How to call all the functions in a Python file on an object
NOTE: This is a migration of an old post from my previous blog.
Recently, I’ve been playing around with some competitions on Kaggle. Given that an inescapable fact of Machine Learning is Feature Selection,
I’ve been finding myself in the situation of having to call a dozen or more functions that add synthetic features,
infer missing values, etc., on the same Pandas DataFrame
.
The following code snippet will call every function in its .py
file but itself on the object,
using tail recursion (nested helper function recCall
):
import inspect
import sys
import pandas as pd
def addAllFeatures(data: pd.DataFrame):
currFunc = inspect.getframeinfo(inspect.currentframe()).function
functions = [obj for name, obj in
inspect.getmembers(sys.modules[__name__])
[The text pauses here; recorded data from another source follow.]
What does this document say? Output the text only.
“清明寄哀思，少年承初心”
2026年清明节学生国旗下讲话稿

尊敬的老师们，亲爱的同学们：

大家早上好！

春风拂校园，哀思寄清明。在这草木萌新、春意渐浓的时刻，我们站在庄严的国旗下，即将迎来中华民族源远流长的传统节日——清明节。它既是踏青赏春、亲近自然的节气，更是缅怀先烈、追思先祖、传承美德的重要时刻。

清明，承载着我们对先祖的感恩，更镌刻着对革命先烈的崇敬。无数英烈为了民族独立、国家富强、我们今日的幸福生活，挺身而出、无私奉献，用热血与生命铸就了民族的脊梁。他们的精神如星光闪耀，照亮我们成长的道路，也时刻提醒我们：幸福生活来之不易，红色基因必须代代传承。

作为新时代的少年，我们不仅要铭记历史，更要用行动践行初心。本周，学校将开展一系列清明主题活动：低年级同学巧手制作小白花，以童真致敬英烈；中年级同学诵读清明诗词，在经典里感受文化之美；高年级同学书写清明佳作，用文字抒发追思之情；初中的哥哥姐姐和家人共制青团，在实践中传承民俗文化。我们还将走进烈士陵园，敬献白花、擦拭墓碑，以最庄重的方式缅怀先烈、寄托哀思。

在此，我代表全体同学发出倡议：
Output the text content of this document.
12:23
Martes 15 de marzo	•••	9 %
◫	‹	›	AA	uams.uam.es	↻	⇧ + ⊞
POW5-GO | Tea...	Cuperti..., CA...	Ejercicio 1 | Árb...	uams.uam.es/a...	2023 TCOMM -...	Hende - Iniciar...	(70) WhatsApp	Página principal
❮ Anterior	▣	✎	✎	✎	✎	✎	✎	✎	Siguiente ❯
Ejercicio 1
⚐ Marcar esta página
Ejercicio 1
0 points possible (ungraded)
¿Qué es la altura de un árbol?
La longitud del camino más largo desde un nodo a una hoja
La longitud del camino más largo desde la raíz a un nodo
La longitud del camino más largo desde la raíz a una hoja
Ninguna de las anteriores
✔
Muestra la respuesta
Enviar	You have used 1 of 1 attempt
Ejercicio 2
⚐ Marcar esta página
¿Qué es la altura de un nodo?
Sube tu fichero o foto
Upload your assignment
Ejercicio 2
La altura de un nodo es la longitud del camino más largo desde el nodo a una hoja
if (inspect.isfunction(obj) and name != currFunc)]
def recCall(modifiedData, remFuncs):
if len(remFuncs) == 0:
return modifiedData
return recCall(remFuncs[0](modifiedData), remFuncs[1:])
return recCall(data, functions)
For this specific example, the general form of the feature-adding functions is:
def addFeature(data: pd.DataFrame, *args, **kwargs):
# add the feature ...
return data
Also notable is the fact that the data gets modified between calls of the recursion;
if your features depend on each other, then the functions
list would need to be in the correct dependency order.
Determining this can, however, quickly become non-trivial.